The present study found a high prevalence of anaemia in both males and females in the rural population of Punjab, thus indicating that the problem of anaemia was related to a wider population than the traditional groups of the pregnant and lactating females and children. Our study highlights the fact that the prevalence of anaemia was more in the younger age groups, in the low BMI groups, in the low socio-economic groups and in subjects with a sedentary life style. We suggest that there is a need for wellplanned, systematic and large-scale studies by using standardized methodologies to estimate the prevalence of anaemia as well as the causes of anaemia at the community level among males and females in all the age groups, with an accurate evaluation of the socio-economic status and the representation of the different regions of India.

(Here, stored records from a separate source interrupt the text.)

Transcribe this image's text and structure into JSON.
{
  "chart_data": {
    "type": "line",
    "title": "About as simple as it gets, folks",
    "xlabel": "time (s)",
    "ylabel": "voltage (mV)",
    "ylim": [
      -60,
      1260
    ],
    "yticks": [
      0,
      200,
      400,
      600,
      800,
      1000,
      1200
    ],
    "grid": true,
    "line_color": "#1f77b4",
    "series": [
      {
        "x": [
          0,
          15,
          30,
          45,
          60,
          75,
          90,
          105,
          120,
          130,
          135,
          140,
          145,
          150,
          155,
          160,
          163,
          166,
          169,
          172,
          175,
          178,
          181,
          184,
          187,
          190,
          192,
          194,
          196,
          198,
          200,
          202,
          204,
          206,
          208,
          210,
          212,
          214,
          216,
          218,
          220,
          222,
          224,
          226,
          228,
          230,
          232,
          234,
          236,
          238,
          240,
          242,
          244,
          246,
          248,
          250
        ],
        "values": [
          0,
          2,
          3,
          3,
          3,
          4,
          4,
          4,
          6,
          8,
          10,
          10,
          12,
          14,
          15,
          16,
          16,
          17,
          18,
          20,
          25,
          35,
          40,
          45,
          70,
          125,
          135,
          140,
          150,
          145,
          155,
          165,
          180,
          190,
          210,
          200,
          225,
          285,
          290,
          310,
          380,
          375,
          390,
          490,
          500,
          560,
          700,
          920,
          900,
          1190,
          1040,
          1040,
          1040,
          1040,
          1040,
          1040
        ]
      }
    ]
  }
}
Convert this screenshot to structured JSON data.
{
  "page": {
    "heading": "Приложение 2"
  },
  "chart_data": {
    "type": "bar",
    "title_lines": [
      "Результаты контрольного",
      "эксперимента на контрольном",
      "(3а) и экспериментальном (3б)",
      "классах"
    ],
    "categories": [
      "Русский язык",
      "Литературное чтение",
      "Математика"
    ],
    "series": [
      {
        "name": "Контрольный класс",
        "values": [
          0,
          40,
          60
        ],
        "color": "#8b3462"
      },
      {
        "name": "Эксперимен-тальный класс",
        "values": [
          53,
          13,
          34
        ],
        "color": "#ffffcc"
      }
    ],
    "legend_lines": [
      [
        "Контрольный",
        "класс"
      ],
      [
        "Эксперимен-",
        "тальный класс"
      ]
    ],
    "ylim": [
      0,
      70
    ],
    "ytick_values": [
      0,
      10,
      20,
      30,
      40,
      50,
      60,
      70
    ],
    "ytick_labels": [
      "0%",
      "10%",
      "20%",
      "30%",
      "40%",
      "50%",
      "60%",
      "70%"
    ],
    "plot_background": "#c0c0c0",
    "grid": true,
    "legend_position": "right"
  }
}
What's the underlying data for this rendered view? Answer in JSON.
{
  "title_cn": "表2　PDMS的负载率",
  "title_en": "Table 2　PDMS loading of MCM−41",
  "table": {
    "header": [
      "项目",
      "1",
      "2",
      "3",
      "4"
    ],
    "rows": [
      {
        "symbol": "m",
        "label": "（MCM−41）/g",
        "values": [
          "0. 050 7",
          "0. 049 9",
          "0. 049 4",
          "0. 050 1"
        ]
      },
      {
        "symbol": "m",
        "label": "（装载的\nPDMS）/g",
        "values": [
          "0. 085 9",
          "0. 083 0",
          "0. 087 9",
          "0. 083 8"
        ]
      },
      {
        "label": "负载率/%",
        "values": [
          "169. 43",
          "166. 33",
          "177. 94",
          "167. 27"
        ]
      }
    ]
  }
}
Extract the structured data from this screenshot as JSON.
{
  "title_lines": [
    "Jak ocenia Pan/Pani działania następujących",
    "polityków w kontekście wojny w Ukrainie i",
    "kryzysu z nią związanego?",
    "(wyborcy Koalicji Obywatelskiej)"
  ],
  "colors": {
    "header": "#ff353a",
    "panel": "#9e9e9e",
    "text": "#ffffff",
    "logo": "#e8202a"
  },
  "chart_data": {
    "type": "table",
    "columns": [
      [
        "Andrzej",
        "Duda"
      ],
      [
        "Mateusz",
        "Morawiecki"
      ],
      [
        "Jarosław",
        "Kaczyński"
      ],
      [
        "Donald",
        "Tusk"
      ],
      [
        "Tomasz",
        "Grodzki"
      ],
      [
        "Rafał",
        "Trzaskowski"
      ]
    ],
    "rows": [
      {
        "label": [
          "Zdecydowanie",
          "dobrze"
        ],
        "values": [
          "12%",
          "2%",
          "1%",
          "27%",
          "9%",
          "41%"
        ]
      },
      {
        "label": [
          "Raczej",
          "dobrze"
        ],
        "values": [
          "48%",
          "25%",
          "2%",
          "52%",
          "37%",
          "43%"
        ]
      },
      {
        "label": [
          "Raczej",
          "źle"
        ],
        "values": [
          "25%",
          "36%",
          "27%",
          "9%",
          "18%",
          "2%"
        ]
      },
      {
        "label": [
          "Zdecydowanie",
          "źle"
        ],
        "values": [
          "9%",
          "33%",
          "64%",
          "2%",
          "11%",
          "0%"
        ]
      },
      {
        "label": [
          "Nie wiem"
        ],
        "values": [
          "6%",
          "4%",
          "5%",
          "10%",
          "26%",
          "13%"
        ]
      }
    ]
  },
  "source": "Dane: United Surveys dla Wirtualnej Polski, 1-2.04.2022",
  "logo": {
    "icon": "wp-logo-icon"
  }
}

A comprehensive study, including anthropometric data, biochemical data, clinical signs and dietary intake data will give a better insight into the situation and more importantly, it will help in devising interventions for the prevention and the treatment of anaemia, which should be directed towards all members of the community, irrespective of age and sex.

Key Message

India is facing a grave public health problem, with the prevalence of anaemia in India being > 40%. Anaemia is an indicator of poor nutrition and poor health with major consequences for the human health, as well as for the social and economic development of a population. In our study, the prevalence of anaemia was 89.5% in females and 89.9% in males. It was more in the younger age groups, in the lower BMI groups, in the lower socio-economic groups and in those with a sedentary life style.